In the same context, he explained that lifting sanctions contributes to improving the efficiency of financial transfer channels by reconnecting Syrian banks to the international payments system, reducing compliance risks for correspondent banks, and strengthening the role of official transfer companies, allowing the Central Bank a more effective regulatory role in managing the foreign currency supply. On the real production front, al-Faqih expects the repeal to reduce the cost of importing production inputs, spare parts, and equipment, which was one of the most prominent obstacles for industrial, agricultural, and service sectors, noting that agriculture, food, pharmaceutical, textile industries, as well as energy, are likely to benefit from this improvement.

He stressed that lifting the Caesar Act, theoretically, is a necessary but not sufficient condition to attract investments, as the latter remain dependent on internal factors including political and security stability, legal framework, tax transparency, and anti-corruption efforts.

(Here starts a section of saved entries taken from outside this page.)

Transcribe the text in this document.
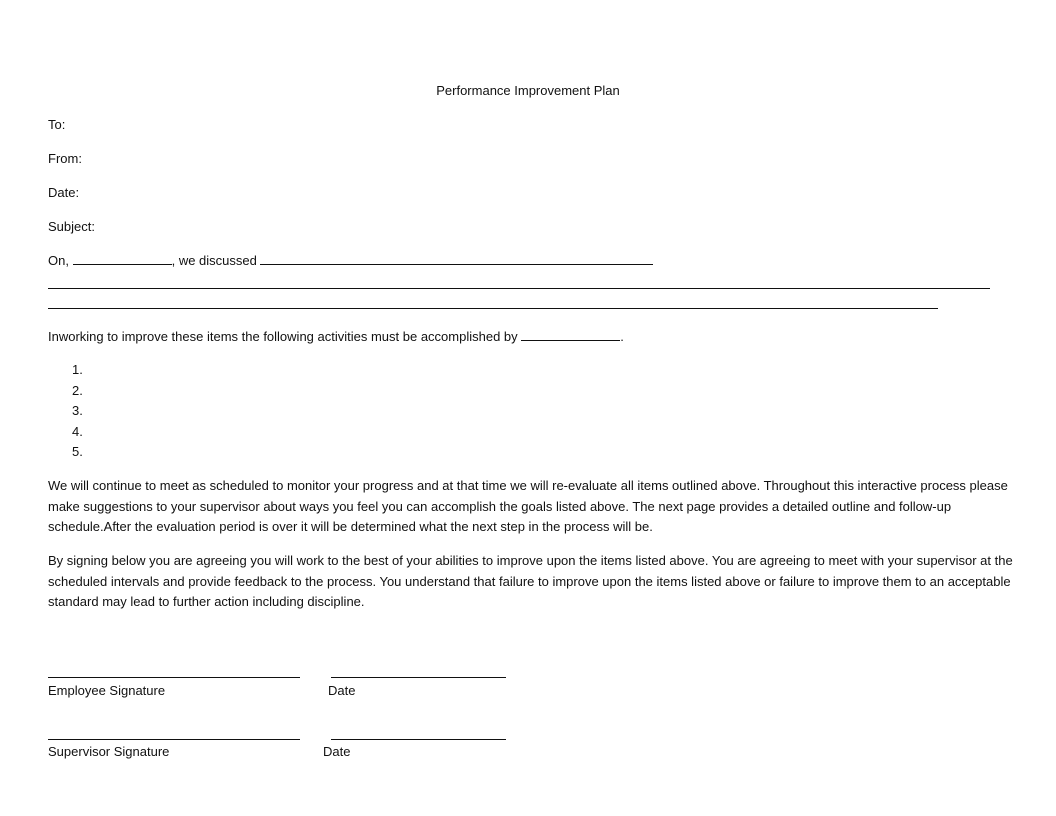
Performance Improvement Plan
To:
From:
Date:
Subject:
On,	, we discussed
Inworking to improve these items the following activities must be accomplished by	.
1.
2.
3.
4.
5.
We will continue to meet as scheduled to monitor your progress and at that time we will re-evaluate all items outlined above. Throughout this interactive process please make suggestions to your supervisor about ways you feel you can accomplish the goals listed above. The next page provides a detailed outline and follow-up schedule.After the evaluation period is over it will be determined what the next step in the process will be.
By signing below you are agreeing you will work to the best of your abilities to improve upon the items listed above. You are agreeing to meet with your supervisor at the scheduled intervals and provide feedback to the process. You understand that failure to improve upon the items listed above or failure to improve them to an acceptable standard may lead to further action including discipline.
Employee Signature	Date
Supervisor Signature	Date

In contrast, he pointed to emerging preliminary positive indicators in the energy, transportation, and infrastructure sectors through contracts and public-private partnership projects, expecting that sectors capable of rapid benefit, such as light industries and logistics services, will begin to improve gradually, while energy and reconstruction sectors need longer periods due to high costs and financing complexities.

For his part, Dr. Hasan Ghurra, economic researcher at Jusoor Studies Center, considered that lifting the Caesar Act opens a window for gradual improvement in the Syrian economy, with a faster impact on market expectations and the flow of some hard currency, but it does not lead to comprehensive recovery or rapid improvement in Syrians' livelihoods unless accompanied by deep internal reforms and broader easing of other Western sanctions and banking restrictions.

He noted that the potential improvement in the exchange rate in the first weeks may be driven by reduced sanctions risks and improved expectations among traders, importers, and expatriates, but the sustainability of this improvement depends on the return of formal remittances, fiscal deficit control, and improvement of energy supplies and domestic production.

He said in a statement to QNA that lifting the Caesar Act reduces legal risks on a portion of remittances and investments, and opens the door for a gradual return of official channels instead of the parallel market, but it does not automatically cancel other US and European sanctions, nor does it guarantee full restoration of correspondent banking without improving the compliance environment and financial governance.

Dr. Hasan Ghurra believes that the repeal provides an initial boost to reducing the cost of importing inputs and improving energy availability, and expanding exports of some agricultural and industrial goods if corresponding restrictions are lifted.

As for the most ready sectors, he pointed out that energy, oil, and gas come first due to reduced contracting risks, followed by reconstruction and infrastructure, in addition to agriculture, food industries, telecommunications, and services, with the possibility of a gradual return of religious, cultural, and medical tourism.